Чиновничий аппарат был сплошь коррумпирован. Мы уже упоминали об обмане, к которому прибегали при продаже слонов; торговля корицей и драгоценными камнями представляла не меньшее искушение для честности генералов, чьи торговые спекуляции простирались от орехов арековой пальмы и до масла. Служба королевских арендаторов и взносы натурой из королевских деревень, поистине неоценимые для снабжения фортов (ведь в самих фортах даже телеги для перевозки пушек попросту сгнили), отвлекались на постройку торговых судов, принадлежавших генералу; и нередко составлялись фиктивные списки солдат с целью присвоения средств, предназначенных для выплаты им жалованья.
Нет нужды говорить, что мелкие чиновники следовали примеру, подаваемому генералом. Для португальских дисав, которые сменили великих сингальцев типа Самаракона или Наваратхи, война была только предлогом для пополнения собственных карманов за королевский счет, и они продолжали вести торговлю даже во время военных действий, взимая контрибуцию в виде орехов арековой пальмы со всех и каждого. Среди ведоров, впрочем, встречались иногда честные люди, но скорее в порядке исключения из общего правила. Большие деревни, которыми они управляли, позволяли им вести роскошный образ жизни даже тогда, когда лежавшие в больнице пациенты, за которых они были ответственны, голодали. Не отличались от них и факторы, вносившие всевозможные фантастические статьи расходов в отчетности и обеспечивавшие себя всем необходимым с королевских складов, беря оттуда товары по установленной ими же самими отпускной цене. Оидоры, или судьи, редко получали должное образование, и свободно продавали и покупали правосудие. Окружных маральеруш (2) во время из торжественных объездов сопровождали толпы прихлебателей, которые жили на полном содержании у деревенских жителей и вымогали у них столько денег, сколько могли, тогда как сами маральеруш при помощи расследований, сравнимых с допросами инквизиционного трибунала, выискивали всякую возможность для того, чтобы оштрафовать доведенных до нищеты людей, чье имущество состояло лишь из орудий труда. Даже в генеральском суде, которым заведовали его секретари, без взятки невозможно было добиться справедливости.

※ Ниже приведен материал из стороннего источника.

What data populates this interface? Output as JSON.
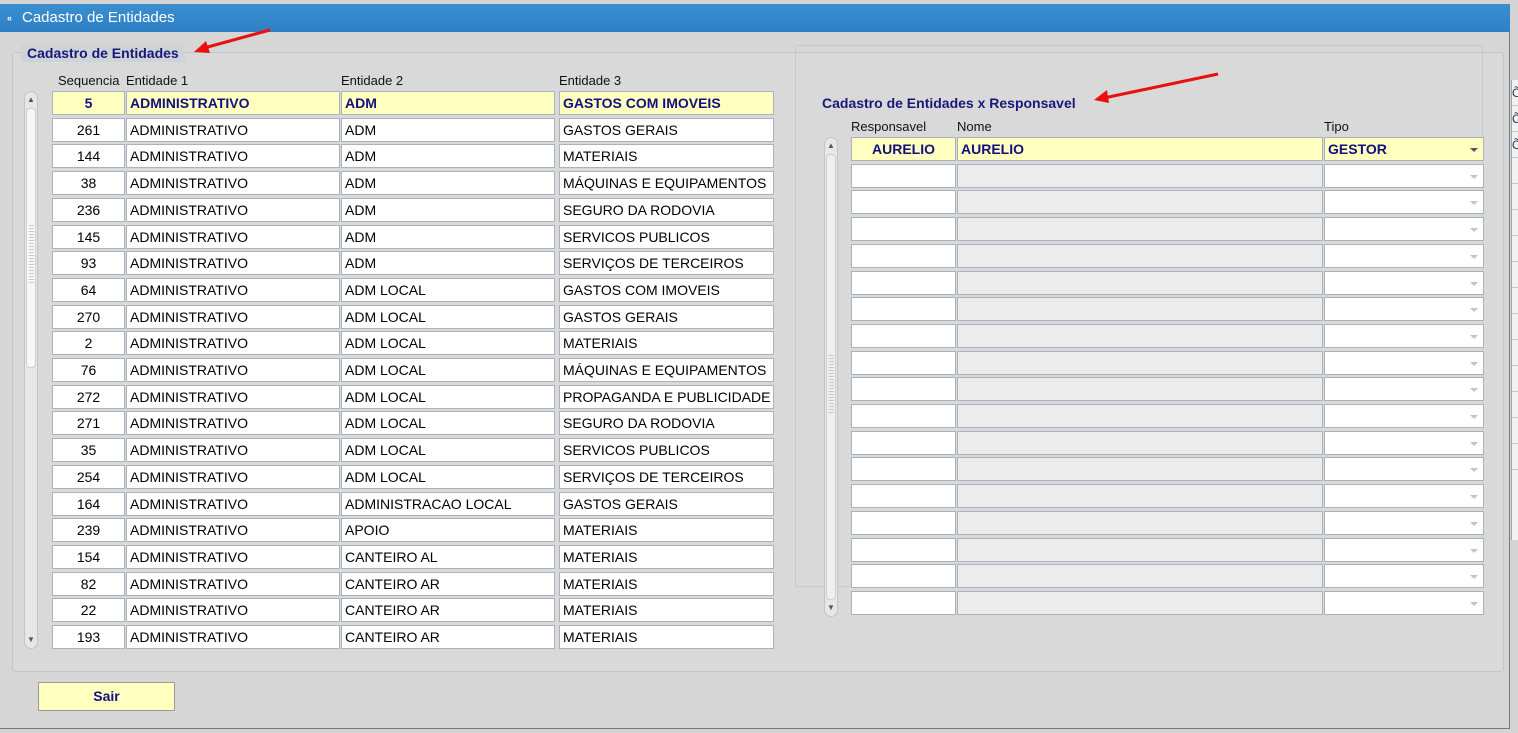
{
  "window": {
    "title": "Cadastro de Entidades"
  },
  "entidades": {
    "section_title": "Cadastro de Entidades",
    "headers": [
      "Sequencia",
      "Entidade 1",
      "Entidade 2",
      "Entidade 3"
    ],
    "rows": [
      [
        "5",
        "ADMINISTRATIVO",
        "ADM",
        "GASTOS COM IMOVEIS"
      ],
      [
        "261",
        "ADMINISTRATIVO",
        "ADM",
        "GASTOS GERAIS"
      ],
      [
        "144",
        "ADMINISTRATIVO",
        "ADM",
        "MATERIAIS"
      ],
      [
        "38",
        "ADMINISTRATIVO",
        "ADM",
        "MÁQUINAS E EQUIPAMENTOS"
      ],
      [
        "236",
        "ADMINISTRATIVO",
        "ADM",
        "SEGURO DA RODOVIA"
      ],
      [
        "145",
        "ADMINISTRATIVO",
        "ADM",
        "SERVICOS PUBLICOS"
      ],
      [
        "93",
        "ADMINISTRATIVO",
        "ADM",
        "SERVIÇOS DE TERCEIROS"
      ],
      [
        "64",
        "ADMINISTRATIVO",
        "ADM LOCAL",
        "GASTOS COM IMOVEIS"
      ],
      [
        "270",
        "ADMINISTRATIVO",
        "ADM LOCAL",
        "GASTOS GERAIS"
      ],
      [
        "2",
        "ADMINISTRATIVO",
        "ADM LOCAL",
        "MATERIAIS"
      ],
      [
        "76",
        "ADMINISTRATIVO",
        "ADM LOCAL",
        "MÁQUINAS E EQUIPAMENTOS"
      ],
      [
        "272",
        "ADMINISTRATIVO",
        "ADM LOCAL",
        "PROPAGANDA E PUBLICIDADE"
      ],
      [
        "271",
        "ADMINISTRATIVO",
        "ADM LOCAL",
        "SEGURO DA RODOVIA"
      ],
      [
        "35",
        "ADMINISTRATIVO",
        "ADM LOCAL",
        "SERVICOS PUBLICOS"
      ],
      [
        "254",
        "ADMINISTRATIVO",
        "ADM LOCAL",
        "SERVIÇOS DE TERCEIROS"
      ],
      [
        "164",
        "ADMINISTRATIVO",
        "ADMINISTRACAO LOCAL",
        "GASTOS GERAIS"
      ],
      [
        "239",
        "ADMINISTRATIVO",
        "APOIO",
        "MATERIAIS"
      ],
      [
        "154",
        "ADMINISTRATIVO",
        "CANTEIRO AL",
        "MATERIAIS"
      ],
      [
        "82",
        "ADMINISTRATIVO",
        "CANTEIRO AR",
        "MATERIAIS"
      ],
      [
        "22",
        "ADMINISTRATIVO",
        "CANTEIRO AR",
        "MATERIAIS"
      ],
      [
        "193",
        "ADMINISTRATIVO",
        "CANTEIRO AR",
        "MATERIAIS"
      ]
    ]
  },
  "responsavel": {
    "section_title": "Cadastro de Entidades x Responsavel",
    "headers": [
      "Responsavel",
      "Nome",
      "Tipo"
    ],
    "rows": [
      [
        "AURELIO",
        "AURELIO",
        "GESTOR"
      ],
      [
        "",
        "",
        ""
      ],
      [
        "",
        "",
        ""
      ],
      [
        "",
        "",
        ""
      ],
      [
        "",
        "",
        ""
      ],
      [
        "",
        "",
        ""
      ],
      [
        "",
        "",
        ""
      ],
      [
        "",
        "",
        ""
      ],
      [
        "",
        "",
        ""
      ],
      [
        "",
        "",
        ""
      ],
      [
        "",
        "",
        ""
      ],
      [
        "",
        "",
        ""
      ],
      [
        "",
        "",
        ""
      ],
      [
        "",
        "",
        ""
      ],
      [
        "",
        "",
        ""
      ],
      [
        "",
        "",
        ""
      ],
      [
        "",
        "",
        ""
      ],
      [
        "",
        "",
        ""
      ]
    ]
  },
  "actions": {
    "exit_label": "Sair"
  },
  "icons": {
    "window": "window-menu-icon",
    "scroll_up": "scroll-up-icon",
    "scroll_down": "scroll-down-icon",
    "annotation": "red-arrow-icon"
  },
  "colors": {
    "title_bar": "#2f7fc4",
    "selected_row": "#ffffc0",
    "section_title": "#18187a",
    "annotation_arrow": "#e81010"
  }
}
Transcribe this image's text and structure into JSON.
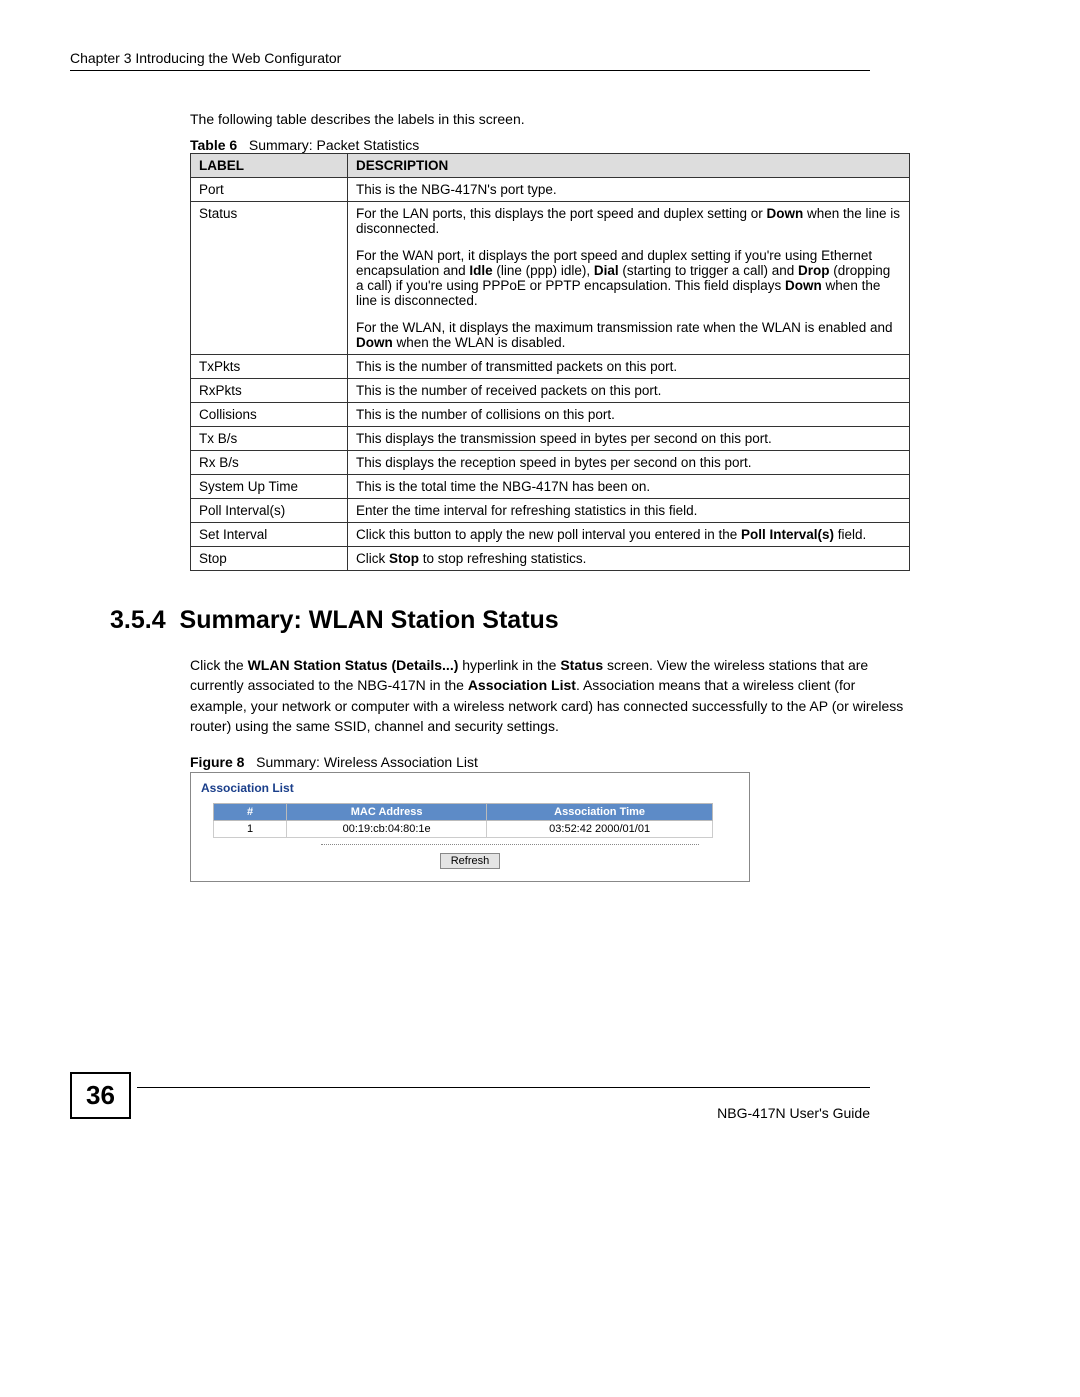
{
  "header": {
    "chapter": "Chapter 3 Introducing the Web Configurator"
  },
  "intro": "The following table describes the labels in this screen.",
  "table6": {
    "caption_prefix": "Table 6",
    "caption_title": "Summary: Packet Statistics",
    "head_label": "LABEL",
    "head_desc": "DESCRIPTION",
    "rows": {
      "port": {
        "label": "Port",
        "desc": "This is the NBG-417N's port type."
      },
      "status": {
        "label": "Status",
        "p1a": "For the LAN ports, this displays the port speed and duplex setting or ",
        "p1b": "Down",
        "p1c": " when the line is disconnected.",
        "p2a": "For the WAN port, it displays the port speed and duplex setting if you're using Ethernet encapsulation and ",
        "p2b": "Idle",
        "p2c": " (line (ppp) idle), ",
        "p2d": "Dial",
        "p2e": " (starting to trigger a call) and ",
        "p2f": "Drop",
        "p2g": " (dropping a call) if you're using PPPoE or PPTP encapsulation. This field displays ",
        "p2h": "Down",
        "p2i": " when the line is disconnected.",
        "p3a": "For the WLAN, it displays the maximum transmission rate when the WLAN is enabled and ",
        "p3b": "Down",
        "p3c": " when the WLAN is disabled."
      },
      "txpkts": {
        "label": "TxPkts",
        "desc": "This is the number of transmitted packets on this port."
      },
      "rxpkts": {
        "label": "RxPkts",
        "desc": "This is the number of received packets on this port."
      },
      "collisions": {
        "label": "Collisions",
        "desc": "This is the number of collisions on this port."
      },
      "txbs": {
        "label": "Tx B/s",
        "desc": "This displays the transmission speed in bytes per second on this port."
      },
      "rxbs": {
        "label": "Rx B/s",
        "desc": "This displays the reception speed in bytes per second on this port."
      },
      "uptime": {
        "label": "System Up Time",
        "desc": "This is the total time the NBG-417N has been on."
      },
      "pollint": {
        "label": "Poll Interval(s)",
        "desc": "Enter the time interval for refreshing statistics in this field."
      },
      "setint": {
        "label": "Set Interval",
        "a": "Click this button to apply the new poll interval you entered in the ",
        "b": "Poll Interval(s)",
        "c": " field."
      },
      "stop": {
        "label": "Stop",
        "a": "Click ",
        "b": "Stop",
        "c": " to stop refreshing statistics."
      }
    }
  },
  "section": {
    "number": "3.5.4",
    "title": "Summary: WLAN Station Status"
  },
  "para": {
    "a": "Click the ",
    "b": "WLAN Station Status (Details...)",
    "c": " hyperlink in the ",
    "d": "Status",
    "e": " screen. View the wireless stations that are currently associated to the NBG-417N in the ",
    "f": "Association List",
    "g": ". Association means that a wireless client (for example, your network or computer with a wireless network card) has connected successfully to the AP (or wireless router) using the same SSID, channel and security settings."
  },
  "figure8": {
    "caption_prefix": "Figure 8",
    "caption_title": "Summary: Wireless Association List",
    "box_title": "Association List",
    "head_num": "#",
    "head_mac": "MAC Address",
    "head_time": "Association Time",
    "row1_num": "1",
    "row1_mac": "00:19:cb:04:80:1e",
    "row1_time": "03:52:42 2000/01/01",
    "refresh": "Refresh"
  },
  "footer": {
    "page": "36",
    "guide": "NBG-417N User's Guide"
  }
}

В военной сфере дела обстояли ничуть не лучше. Капитаны, от которых ожидалось, что они будут снабжать солдат продовольствием, присваивали себе положенные им рисовые пайки, равно как и часть их жалованья, которое они получали от случая к случаю и с большими задержками. Солдаты, естественно, вставали на путь разбоя и грабили сельскую местность, в результате чего жители массово обращались в бегство, оставляя целые деревни опустевшими. Не единожды доведенная до отчаяния армия была вынуждена поднять мятеж. В фортах не было соответствующих гарнизонов и необходимого запаса амуниции, их склады были пусты, а крепостные валы находились в полуразрушенном состоянии; в то же время все порты в португальской части острова находились под усиленным надзором, чтобы помешать жалобам достичь слуха властей Гоа.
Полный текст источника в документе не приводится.